Scan options disabled: P2P

Objects scanned: 213225

Time elapsed: 6 minute(s), 10 second(s)

Memory Processes Detected: 0

(No malicious items detected)

Memory Modules Detected: 0

(No malicious items detected)

Registry Keys Detected: 0

(No malicious items detected)

Registry Values Detected: 0

(No malicious items detected)

Registry Data Items Detected: 0

(No malicious items detected)

Folders Detected: 0

(No malicious items detected)

Files Detected: 0

(No malicious items detected)

(end)

aswMBR.txt

Attach.txt

DDS.txt

[Maniac]

Please visit this webpage for download links, and instructions for running the tool:

http://www.bleepingcomputer.com/combofix/how-to-use-combofix

* Ensure you have disabled all anti virus and anti malware programs so they do not interfere with the running of ComboFix.

Please post the C:\ComboFix.txt in your next reply for further review.

Note: If you encounter a message "illegal operation attempted on registry key that has been marked for deletion" and no programs will run - please just reboot and that will resolve that error.

[TheY0ung0ne]

here you go

log.txt

[Maniac]

Please uninstall the following application: IncrediMail MediaBar 2 Toolbar and please do not attach your log files anymore. Post them in your reply as I instruct you.

Please run a free online scan with the ESET Online Scanner

Note: You will need to use Internet Explorer for this scan

• Tick the box next to YES, I accept the Terms of Use
  
• Click Start
  
• When asked, allow the ActiveX control to install
  
• Click Start
  
• Make sure that the options Remove found threats and the option Scan unwanted applications is checked
  
• Click Scan (This scan can take several hours, so please be patient)
  
• Once the scan is completed, you may close the window
  
• Use Notepad to open the logfile located at C:\Program Files\EsetOnlineScanner\log.txt
  
• Copy and paste that log as a reply to this topic
  

[TheY0ung0ne]

log doesn't say much idk if i did anything wrong but it found 2 trojans.

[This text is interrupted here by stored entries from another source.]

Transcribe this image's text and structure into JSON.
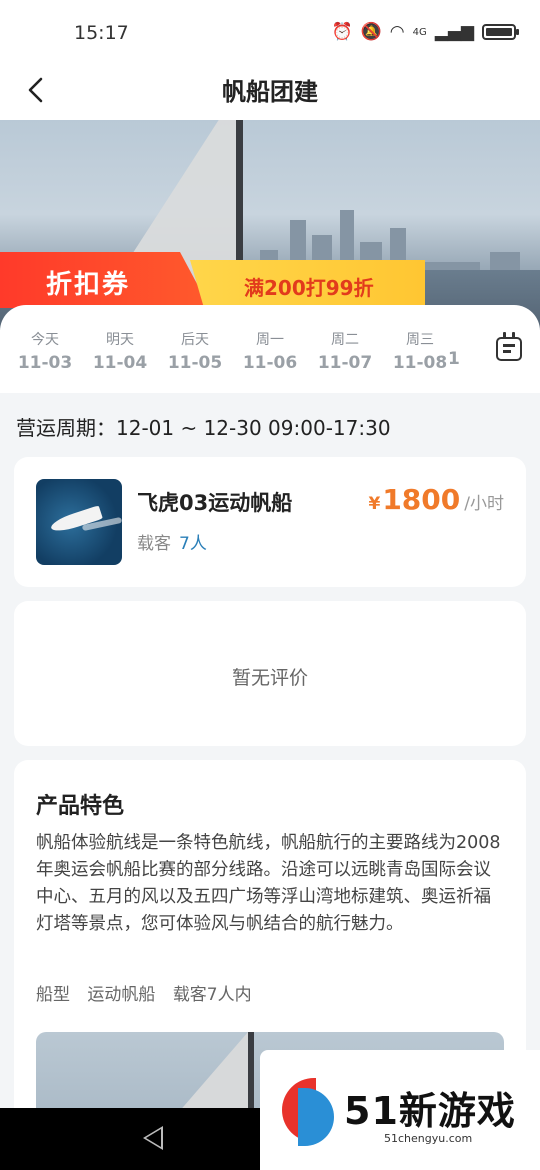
{
  "status_bar": {
    "time": "15:17",
    "network": "4G"
  },
  "nav": {
    "title": "帆船团建"
  },
  "coupon": {
    "label": "折扣券",
    "offer": "满200打99折"
  },
  "dates": [
    {
      "day": "今天",
      "date": "11-03"
    },
    {
      "day": "明天",
      "date": "11-04"
    },
    {
      "day": "后天",
      "date": "11-05"
    },
    {
      "day": "周一",
      "date": "11-06"
    },
    {
      "day": "周二",
      "date": "11-07"
    },
    {
      "day": "周三",
      "date": "11-08"
    },
    {
      "day": "",
      "date": "1"
    }
  ],
  "operation": {
    "text": "营运周期：12-01 ~ 12-30  09:00-17:30"
  },
  "boat": {
    "name": "飞虎03运动帆船",
    "capacity_label": "载客",
    "capacity_value": "7人",
    "currency": "¥",
    "price": "1800",
    "unit": "/小时"
  },
  "reviews": {
    "empty_text": "暂无评价"
  },
  "features": {
    "title": "产品特色",
    "description": "帆船体验航线是一条特色航线，帆船航行的主要路线为2008年奥运会帆船比赛的部分线路。沿途可以远眺青岛国际会议中心、五月的风以及五四广场等浮山湾地标建筑、奥运祈福灯塔等景点，您可体验风与帆结合的航行魅力。",
    "tag_type_label": "船型",
    "tag_type_value": "运动帆船",
    "tag_capacity": "载客7人内"
  },
  "watermark": {
    "brand": "51新游戏",
    "url": "51chengyu.com"
  },
  "colors": {
    "accent_orange": "#f07a2a",
    "capacity_blue": "#2a7fb8",
    "coupon_red": "#ff3a2a",
    "coupon_yellow": "#ffd64a"
  }
}
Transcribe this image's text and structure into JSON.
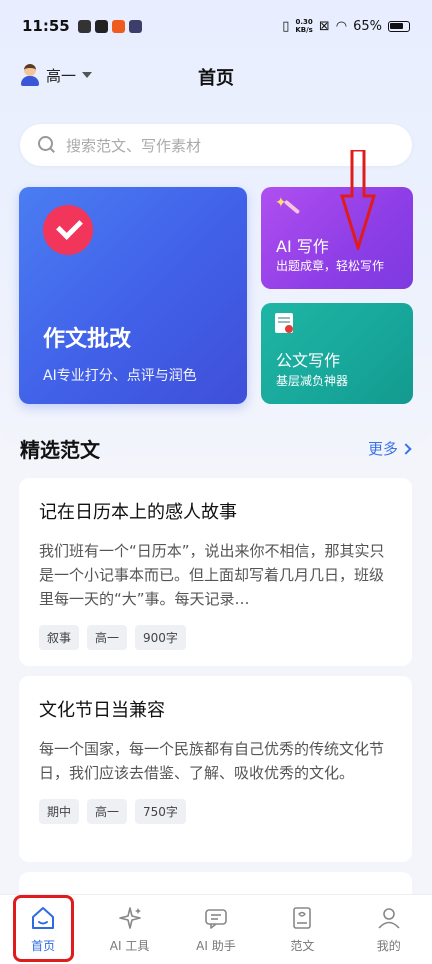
{
  "status_bar": {
    "time": "11:55",
    "net_speed_top": "0.30",
    "net_speed_bottom": "KB/s",
    "battery": "65%"
  },
  "header": {
    "grade": "高一",
    "title": "首页"
  },
  "search": {
    "placeholder": "搜索范文、写作素材"
  },
  "features": {
    "correction": {
      "title": "作文批改",
      "subtitle": "AI专业打分、点评与润色"
    },
    "ai_writing": {
      "title": "AI 写作",
      "subtitle": "出题成章，轻松写作"
    },
    "official_writing": {
      "title": "公文写作",
      "subtitle": "基层减负神器"
    }
  },
  "section": {
    "title": "精选范文",
    "more": "更多"
  },
  "essays": [
    {
      "title": "记在日历本上的感人故事",
      "excerpt": "我们班有一个“日历本”，说出来你不相信，那其实只是一个小记事本而已。但上面却写着几月几日，班级里每一天的“大”事。每天记录…",
      "tags": [
        "叙事",
        "高一",
        "900字"
      ]
    },
    {
      "title": "文化节日当兼容",
      "excerpt": "每一个国家，每一个民族都有自己优秀的传统文化节日，我们应该去借鉴、了解、吸收优秀的文化。",
      "tags": [
        "期中",
        "高一",
        "750字"
      ]
    }
  ],
  "tab_bar": {
    "items": [
      {
        "label": "首页",
        "icon": "home-icon",
        "active": true
      },
      {
        "label": "AI 工具",
        "icon": "sparkle-icon",
        "active": false
      },
      {
        "label": "AI 助手",
        "icon": "chat-icon",
        "active": false
      },
      {
        "label": "范文",
        "icon": "book-icon",
        "active": false
      },
      {
        "label": "我的",
        "icon": "user-icon",
        "active": false
      }
    ]
  },
  "colors": {
    "accent": "#2f6be0",
    "correction_card": "#4160e8",
    "ai_card": "#8e3ee6",
    "official_card": "#17a79a",
    "annotation": "#e01b1b"
  }
}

ESETSmartInstaller@High as CAB hook log:

OnlineScanner64.ocx - registred OK

OnlineScanner.ocx - registred OK

[Maniac]

How are things now?

[TheY0ung0ne]

Good, but since I found out about the viruses, I've been too paranoid to log on any account except malwarebytes forum that they might steal data from me. Would it be safe to be able to log on anything now?

[Maniac]

Yes you could do that, next I suggest to change all of your passwords and then to let me know how are things.

[TheY0ung0ne]

yeah, things are really going great. Thank yoU!

[Maniac]

Glad I could help!

Please uninstall ComboFix:

www.bleepingcomputer.com/combofix/how-to-use-combofix#uninstall

Next, uninstall ESET Online Scanner. Then manually delete DDS and aswMBR.

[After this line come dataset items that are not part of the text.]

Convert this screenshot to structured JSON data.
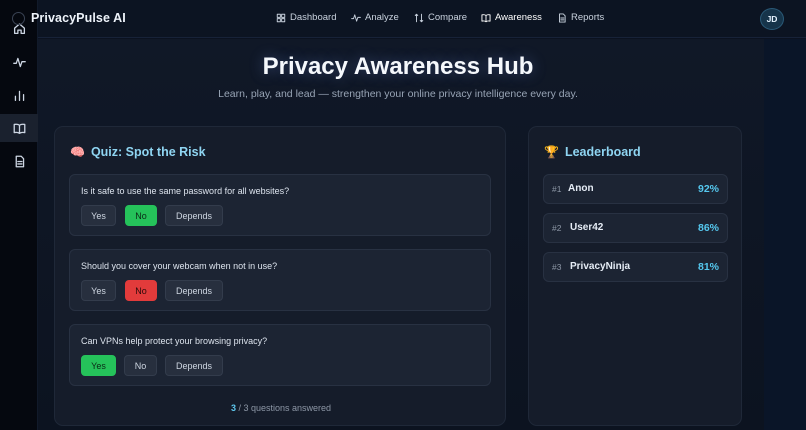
{
  "app": {
    "brand": "PrivacyPulse AI",
    "avatar_initials": "JD"
  },
  "nav": [
    {
      "label": "Dashboard",
      "icon": "dashboard-grid-icon"
    },
    {
      "label": "Analyze",
      "icon": "pulse-icon"
    },
    {
      "label": "Compare",
      "icon": "compare-arrows-icon"
    },
    {
      "label": "Awareness",
      "icon": "book-icon",
      "active": true
    },
    {
      "label": "Reports",
      "icon": "document-icon"
    }
  ],
  "sidebar": [
    {
      "icon": "home-icon"
    },
    {
      "icon": "pulse-icon"
    },
    {
      "icon": "bar-chart-icon"
    },
    {
      "icon": "book-icon",
      "active": true
    },
    {
      "icon": "document-icon"
    }
  ],
  "hero": {
    "title": "Privacy Awareness Hub",
    "subtitle": "Learn, play, and lead — strengthen your online privacy intelligence every day."
  },
  "quiz": {
    "title": "Quiz: Spot the Risk",
    "emoji": "🧠",
    "questions": [
      {
        "text": "Is it safe to use the same password for all websites?",
        "options": [
          "Yes",
          "No",
          "Depends"
        ],
        "selected": "No",
        "result": "correct"
      },
      {
        "text": "Should you cover your webcam when not in use?",
        "options": [
          "Yes",
          "No",
          "Depends"
        ],
        "selected": "No",
        "result": "wrong"
      },
      {
        "text": "Can VPNs help protect your browsing privacy?",
        "options": [
          "Yes",
          "No",
          "Depends"
        ],
        "selected": "Yes",
        "result": "correct"
      }
    ],
    "progress": {
      "answered": "3",
      "rest": " / 3 questions answered"
    }
  },
  "leaderboard": {
    "title": "Leaderboard",
    "emoji": "🏆",
    "rows": [
      {
        "rank": "#1",
        "name": "Anon",
        "score": "92%"
      },
      {
        "rank": "#2",
        "name": "User42",
        "score": "86%"
      },
      {
        "rank": "#3",
        "name": "PrivacyNinja",
        "score": "81%"
      }
    ]
  },
  "colors": {
    "accent": "#55c8ef",
    "correct": "#25c25a",
    "wrong": "#e23b3b"
  }
}
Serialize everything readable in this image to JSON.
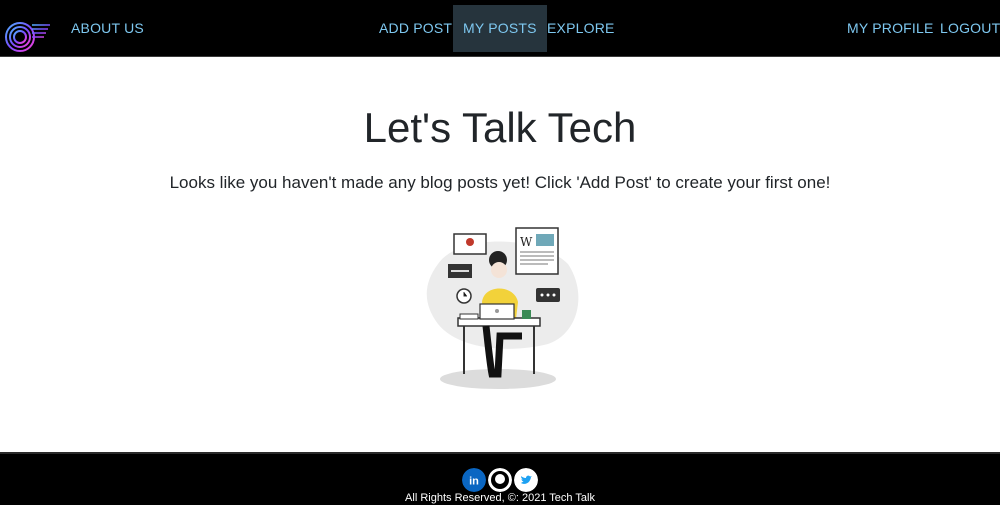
{
  "nav": {
    "logo_icon": "brand-logo-icon",
    "about": "ABOUT US",
    "add_post": "ADD POST",
    "my_posts": "MY POSTS",
    "explore": "EXPLORE",
    "my_profile": "MY PROFILE",
    "logout": "LOGOUT",
    "active_tab": "MY POSTS"
  },
  "main": {
    "title": "Let's Talk Tech",
    "empty_message": "Looks like you haven't made any blog posts yet! Click 'Add Post' to create your first one!",
    "illustration": "person-working-on-laptop-illustration"
  },
  "footer": {
    "social": [
      "linkedin-icon",
      "github-icon",
      "twitter-icon"
    ],
    "copyright": "All Rights Reserved, ©: 2021 Tech Talk"
  },
  "colors": {
    "nav_bg": "#000000",
    "nav_link": "#7ec8f0",
    "active_bg": "#26343d",
    "text": "#212529",
    "footer_bg": "#000000"
  }
}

Some malware prevention tips:

http://forums.malwarebytes.org/index.php?showtopic=104379

Safe surfing!

[Maurice Naggar]

Glad we could help.

If you need this topic reopened, please send a Private Message to any one of the moderating team members. Please include a link to this thread with your request. This applies only to the originator of this thread.

Other members who need assistance please start your own topic in a new thread. Thanks!